Koch Minerals & Trading (KM&T) recently participated in a $700 million debt and equity financing round for Hybar, a newly formed company that plans to build, start up and operate a technologically advanced and energy-efficient scrap metal recycling steel rebar mill in Arkansas.
- KM&T joined TPG Rise Climate and Global Principal Partners in the investment, $470 million of which will be spent to build the mill, with the remainder used to start up and operate it, build a solar power plant and port facility, and pay certain debt service costs during construction.
BY THE NUMBERS:
- The mill is expected to take 22 months to build on a 1,300-acre site with direct access to barge, rail, and truck transportation options.
- Hybar plans to produce 630,000 tons of rebar annually with approximately 154 employees, or 4,090 tons per employee.
WHY KOCH INVESTED: “We’re excited to support Hybar in bringing this transformational scrap metal recycling facility to market,” said Vance Holtzman, senior vice president of KM&T Investments. “Moving forward, we see this as a mutually beneficial partnership, matching KM&T’s capabilities with the Hybar and TPG teams’ proven track record in developing innovative projects that meet market needs.”
- The partnership with Hybar follows a successful investment in Big River Steel, which was subsequently fully acquired by U.S. Steel.
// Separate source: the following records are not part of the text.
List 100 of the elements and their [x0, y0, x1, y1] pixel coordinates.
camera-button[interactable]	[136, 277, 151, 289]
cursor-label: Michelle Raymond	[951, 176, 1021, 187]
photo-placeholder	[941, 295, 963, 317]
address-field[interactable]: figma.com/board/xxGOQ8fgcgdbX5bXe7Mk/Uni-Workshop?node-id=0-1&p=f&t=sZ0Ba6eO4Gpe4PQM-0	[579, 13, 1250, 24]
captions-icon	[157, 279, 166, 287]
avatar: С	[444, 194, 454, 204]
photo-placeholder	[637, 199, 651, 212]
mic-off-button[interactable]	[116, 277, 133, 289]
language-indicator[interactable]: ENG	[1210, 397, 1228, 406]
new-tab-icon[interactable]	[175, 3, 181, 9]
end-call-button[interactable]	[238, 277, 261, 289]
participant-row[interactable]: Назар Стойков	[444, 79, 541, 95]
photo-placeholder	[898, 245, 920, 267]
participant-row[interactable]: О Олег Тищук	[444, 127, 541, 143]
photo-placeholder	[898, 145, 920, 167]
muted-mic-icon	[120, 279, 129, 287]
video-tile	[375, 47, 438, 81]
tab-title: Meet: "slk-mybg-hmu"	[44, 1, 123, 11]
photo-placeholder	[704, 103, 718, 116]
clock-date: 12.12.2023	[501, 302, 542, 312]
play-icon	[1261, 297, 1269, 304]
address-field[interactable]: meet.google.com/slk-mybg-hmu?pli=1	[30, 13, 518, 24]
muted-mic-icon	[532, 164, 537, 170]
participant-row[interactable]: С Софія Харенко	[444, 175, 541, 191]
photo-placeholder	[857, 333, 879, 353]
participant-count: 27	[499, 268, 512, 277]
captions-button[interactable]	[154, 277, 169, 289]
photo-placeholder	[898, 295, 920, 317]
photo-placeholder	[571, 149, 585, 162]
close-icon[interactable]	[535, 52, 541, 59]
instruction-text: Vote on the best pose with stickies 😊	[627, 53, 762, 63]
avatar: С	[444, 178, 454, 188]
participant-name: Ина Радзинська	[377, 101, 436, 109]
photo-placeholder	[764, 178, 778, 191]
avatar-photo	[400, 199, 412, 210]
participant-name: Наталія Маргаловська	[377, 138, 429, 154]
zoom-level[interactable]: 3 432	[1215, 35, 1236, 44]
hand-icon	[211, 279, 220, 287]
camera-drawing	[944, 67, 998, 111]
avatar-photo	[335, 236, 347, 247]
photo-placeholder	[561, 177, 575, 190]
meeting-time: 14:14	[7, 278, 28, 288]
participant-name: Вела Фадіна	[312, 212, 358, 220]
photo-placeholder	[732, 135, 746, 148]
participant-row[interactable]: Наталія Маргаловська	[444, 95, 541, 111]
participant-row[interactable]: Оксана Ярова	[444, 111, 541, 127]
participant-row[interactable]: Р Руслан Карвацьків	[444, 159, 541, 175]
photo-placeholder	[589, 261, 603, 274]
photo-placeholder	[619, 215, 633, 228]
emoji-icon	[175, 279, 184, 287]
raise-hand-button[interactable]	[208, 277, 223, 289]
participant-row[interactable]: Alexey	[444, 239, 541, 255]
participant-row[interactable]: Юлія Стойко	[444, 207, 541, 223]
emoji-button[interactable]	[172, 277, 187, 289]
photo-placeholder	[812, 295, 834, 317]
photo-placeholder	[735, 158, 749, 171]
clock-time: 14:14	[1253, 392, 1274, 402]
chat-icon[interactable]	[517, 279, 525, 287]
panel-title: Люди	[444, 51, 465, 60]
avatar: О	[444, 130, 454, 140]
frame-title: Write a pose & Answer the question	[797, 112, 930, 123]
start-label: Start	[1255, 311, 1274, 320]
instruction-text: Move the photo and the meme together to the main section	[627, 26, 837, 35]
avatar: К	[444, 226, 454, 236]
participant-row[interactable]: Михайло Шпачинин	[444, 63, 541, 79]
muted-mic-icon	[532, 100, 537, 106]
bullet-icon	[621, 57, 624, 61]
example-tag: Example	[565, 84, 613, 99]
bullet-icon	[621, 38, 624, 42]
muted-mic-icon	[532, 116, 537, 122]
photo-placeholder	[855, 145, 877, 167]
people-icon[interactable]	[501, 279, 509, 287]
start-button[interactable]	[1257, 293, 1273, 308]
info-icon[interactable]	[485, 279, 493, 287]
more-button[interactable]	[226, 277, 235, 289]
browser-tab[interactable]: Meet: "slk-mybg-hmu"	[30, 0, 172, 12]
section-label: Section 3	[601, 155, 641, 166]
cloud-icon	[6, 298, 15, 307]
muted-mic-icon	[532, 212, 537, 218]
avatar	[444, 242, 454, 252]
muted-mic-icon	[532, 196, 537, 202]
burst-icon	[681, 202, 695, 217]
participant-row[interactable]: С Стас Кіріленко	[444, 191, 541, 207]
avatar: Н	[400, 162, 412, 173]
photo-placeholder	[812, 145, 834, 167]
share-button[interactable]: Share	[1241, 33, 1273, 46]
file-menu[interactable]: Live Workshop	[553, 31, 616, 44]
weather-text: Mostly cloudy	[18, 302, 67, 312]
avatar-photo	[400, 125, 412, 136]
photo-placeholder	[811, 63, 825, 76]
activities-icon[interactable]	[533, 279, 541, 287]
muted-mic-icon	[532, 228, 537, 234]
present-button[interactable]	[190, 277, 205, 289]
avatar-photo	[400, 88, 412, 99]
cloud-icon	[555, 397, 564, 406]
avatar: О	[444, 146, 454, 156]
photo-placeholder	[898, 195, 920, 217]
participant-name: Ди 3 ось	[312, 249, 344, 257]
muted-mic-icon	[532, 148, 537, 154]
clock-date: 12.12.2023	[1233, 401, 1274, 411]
- KM&T subsidiary Koch Metallics will provide metallics procurement services to Hybar and risk management services to Hybar customers.
WHAT THEY’RE SAYING: “We’re proud to have the backing of Koch Minerals & Trading as part of a group of investors that see the potential promise of our innovative scrap metal recycling steel rebar technology,” said Hybar CEO Dave Stickler.